An enormous challenge in the development of renewable hydrogen sources for electricity-driven water-splitting systems has been the limitation of the earth-abundant and robust highly-active cathode electrocatalysts. In this work, we developed a simple sulfur-anion doping strategy to obtain the S-doped NiCo composite (S-NiCo@50) on Ni foam (NF) via a one-step electrochemical deposition. It was found that doped sulfur plays a crucial role in reducing the overpotential of hydrogen evolution by providing abundant active sites as identified by the XPS spectrum. The formed metallic Ni and Co effectively promoted electron transportation.
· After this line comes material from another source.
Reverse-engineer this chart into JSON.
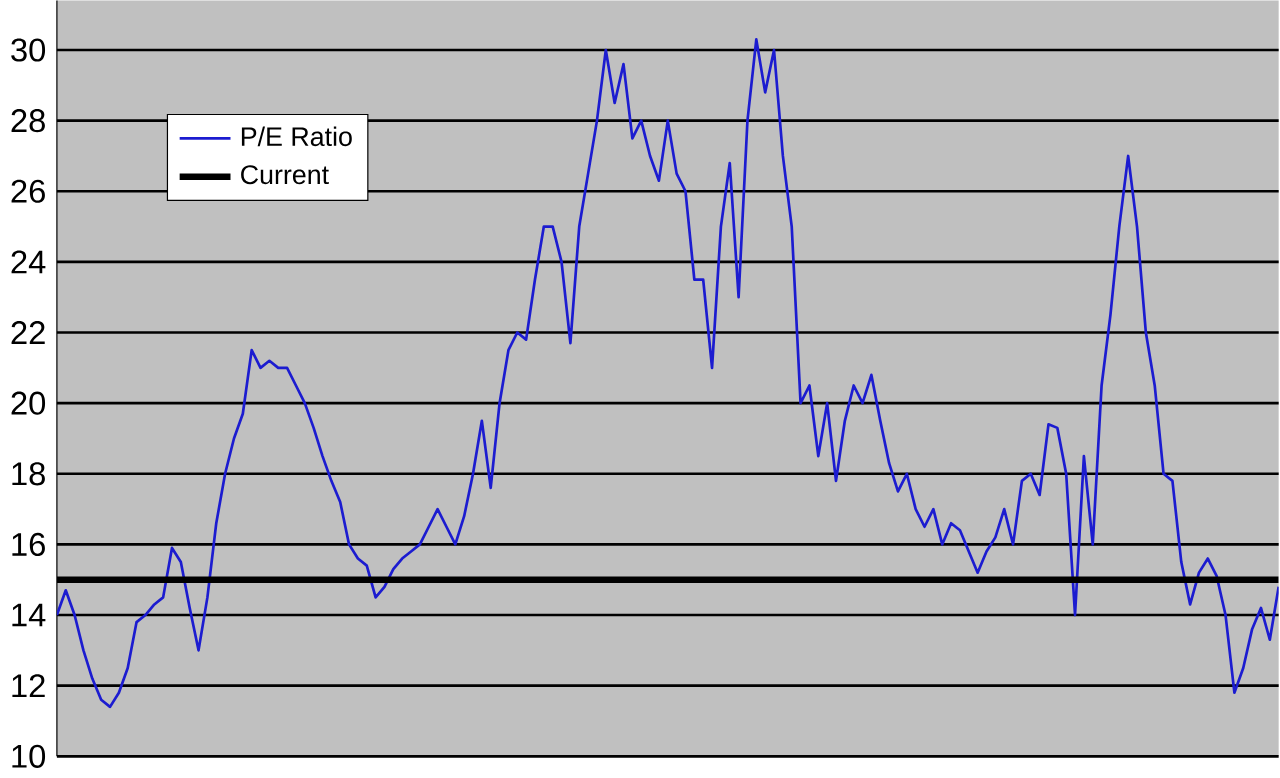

The synergistic effects between the amorphous CoxNiyS(x+y) substance and crystalline Ni and Co metal seemed to result in enhanced HER activity. In particular, the S-NiCo@50 electrode, featuring a hierarchical morphology, showed an ultralow overpotential of 28 and 125 mV at 10 and 100 mA cm−2, respectively, in 1.0 M NaOH with a large exchange current density (j0) of 4.8 mA cm−2 as well as high conductivity and stability; its catalytic properties are superior to most of the reported alkaline electrocatalysts and are on par with commercial Pt/C. Assembled with the counter electrode (Ni–Fe/NF), the overall water splitting was proved with a low 1.55 V at 10 mA cm−2. Moreover, we built the Ni24Co6S6 cluster as the S-NiCo@50 model and revealed its intrinsic activity by density functional theory (DFT) calculations. This study shows that S-doping and component control can be an exquisite strategy for realizing high-efficiency electrochemical water reduction.